Terry Oxandale
Skinny Man
Not being someone who can just look at it and tell if it is a good and even surface like a pro-bodyman may, I have to use my hands, close my eyes and rub my hand over the body gently in the powdery dust "feeling" for high or low spots. Feeling for consistency in the contours. If the line is already cut between the panels, it upsets the movement of my hand and I lose track of the contour..
Maybe I'm nuts, but it's the best way I have found to do this.
Not at all! In fact, this method works better than using other senses until I do a wet sand where the sheen reflects the straight-tube florescent shop lights (per Fred'a note) to show deviations of thousandths of an inch. Finding a perfect material for an idiot stick or sanding block is as much the art as is feeling the surface. 3M make some really good foam pads that come in a variety of stiffnesses, as well as some interesting stiff-foam longer sanding blocks that I've seen up to 18" long for those very slight curves used on our cars.

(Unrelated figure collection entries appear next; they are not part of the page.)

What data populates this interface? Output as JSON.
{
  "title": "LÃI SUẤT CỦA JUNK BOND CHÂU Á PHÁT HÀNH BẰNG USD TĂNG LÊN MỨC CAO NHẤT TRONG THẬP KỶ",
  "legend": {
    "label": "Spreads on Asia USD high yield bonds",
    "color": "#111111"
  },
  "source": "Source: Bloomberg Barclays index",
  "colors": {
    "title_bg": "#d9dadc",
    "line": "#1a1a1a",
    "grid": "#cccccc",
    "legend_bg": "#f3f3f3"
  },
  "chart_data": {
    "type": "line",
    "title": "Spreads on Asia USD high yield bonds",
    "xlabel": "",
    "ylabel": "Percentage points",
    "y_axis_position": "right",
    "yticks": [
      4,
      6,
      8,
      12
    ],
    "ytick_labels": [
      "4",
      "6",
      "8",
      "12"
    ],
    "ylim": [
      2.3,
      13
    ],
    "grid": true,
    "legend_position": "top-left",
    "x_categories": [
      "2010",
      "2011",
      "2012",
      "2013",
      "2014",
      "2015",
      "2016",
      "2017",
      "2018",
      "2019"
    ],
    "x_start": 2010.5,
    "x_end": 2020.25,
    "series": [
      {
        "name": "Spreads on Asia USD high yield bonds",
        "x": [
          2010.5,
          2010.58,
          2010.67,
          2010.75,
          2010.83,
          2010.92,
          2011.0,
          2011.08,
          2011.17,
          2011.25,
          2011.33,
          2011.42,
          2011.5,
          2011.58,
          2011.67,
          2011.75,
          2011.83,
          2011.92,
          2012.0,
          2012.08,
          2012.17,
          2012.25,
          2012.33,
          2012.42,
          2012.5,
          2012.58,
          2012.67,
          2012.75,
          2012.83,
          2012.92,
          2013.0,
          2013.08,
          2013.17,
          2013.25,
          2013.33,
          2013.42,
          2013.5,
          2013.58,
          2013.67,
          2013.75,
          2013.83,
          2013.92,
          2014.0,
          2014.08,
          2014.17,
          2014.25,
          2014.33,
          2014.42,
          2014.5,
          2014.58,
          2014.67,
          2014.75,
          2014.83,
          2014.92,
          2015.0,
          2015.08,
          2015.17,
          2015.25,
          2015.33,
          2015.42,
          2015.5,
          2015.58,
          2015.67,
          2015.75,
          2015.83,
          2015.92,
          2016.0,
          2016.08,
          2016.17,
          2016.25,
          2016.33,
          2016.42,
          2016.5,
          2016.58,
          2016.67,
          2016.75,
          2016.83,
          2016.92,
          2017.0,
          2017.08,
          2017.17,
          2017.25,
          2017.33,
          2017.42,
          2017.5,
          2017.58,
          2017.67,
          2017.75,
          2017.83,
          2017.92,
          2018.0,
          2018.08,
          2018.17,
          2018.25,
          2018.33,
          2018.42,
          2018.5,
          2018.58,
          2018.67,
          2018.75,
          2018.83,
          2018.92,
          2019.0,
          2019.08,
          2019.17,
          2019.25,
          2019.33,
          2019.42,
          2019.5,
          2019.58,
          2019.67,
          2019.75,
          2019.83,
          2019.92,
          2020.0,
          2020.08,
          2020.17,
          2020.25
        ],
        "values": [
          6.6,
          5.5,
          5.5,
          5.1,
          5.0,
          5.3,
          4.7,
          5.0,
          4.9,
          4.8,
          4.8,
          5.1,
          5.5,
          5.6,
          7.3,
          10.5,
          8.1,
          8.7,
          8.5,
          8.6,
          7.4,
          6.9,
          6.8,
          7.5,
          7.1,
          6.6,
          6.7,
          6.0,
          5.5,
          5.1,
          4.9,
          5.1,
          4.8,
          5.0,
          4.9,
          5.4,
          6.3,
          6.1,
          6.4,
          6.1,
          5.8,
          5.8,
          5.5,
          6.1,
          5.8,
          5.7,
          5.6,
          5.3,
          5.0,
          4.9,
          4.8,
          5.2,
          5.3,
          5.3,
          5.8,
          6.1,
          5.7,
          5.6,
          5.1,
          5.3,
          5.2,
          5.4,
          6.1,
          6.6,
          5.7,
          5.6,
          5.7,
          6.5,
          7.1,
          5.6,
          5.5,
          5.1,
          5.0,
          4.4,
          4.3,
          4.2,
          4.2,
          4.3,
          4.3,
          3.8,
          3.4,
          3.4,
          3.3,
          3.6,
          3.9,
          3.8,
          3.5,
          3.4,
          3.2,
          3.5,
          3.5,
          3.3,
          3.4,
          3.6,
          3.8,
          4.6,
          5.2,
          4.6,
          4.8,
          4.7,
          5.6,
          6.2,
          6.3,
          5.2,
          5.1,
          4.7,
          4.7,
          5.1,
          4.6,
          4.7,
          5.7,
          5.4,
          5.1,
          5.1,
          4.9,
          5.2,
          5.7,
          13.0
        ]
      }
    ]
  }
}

Here is a wet-sanded surface after rinse-off. The water stayed on it long enough to push it into the garage and review the work under the florescent tubes. They were very telling. This first photo looked pretty good.

This second photo (the other side of the rear panel) showed the flaw I felt with my hand, but couldn't see. Notice how I sanded through a couple of different shades of primer, yet the hump (sharp bend in the reflection of some PVC tubing hung at the ceiling) in the center of the photo, was still there indicating I still had some work to do.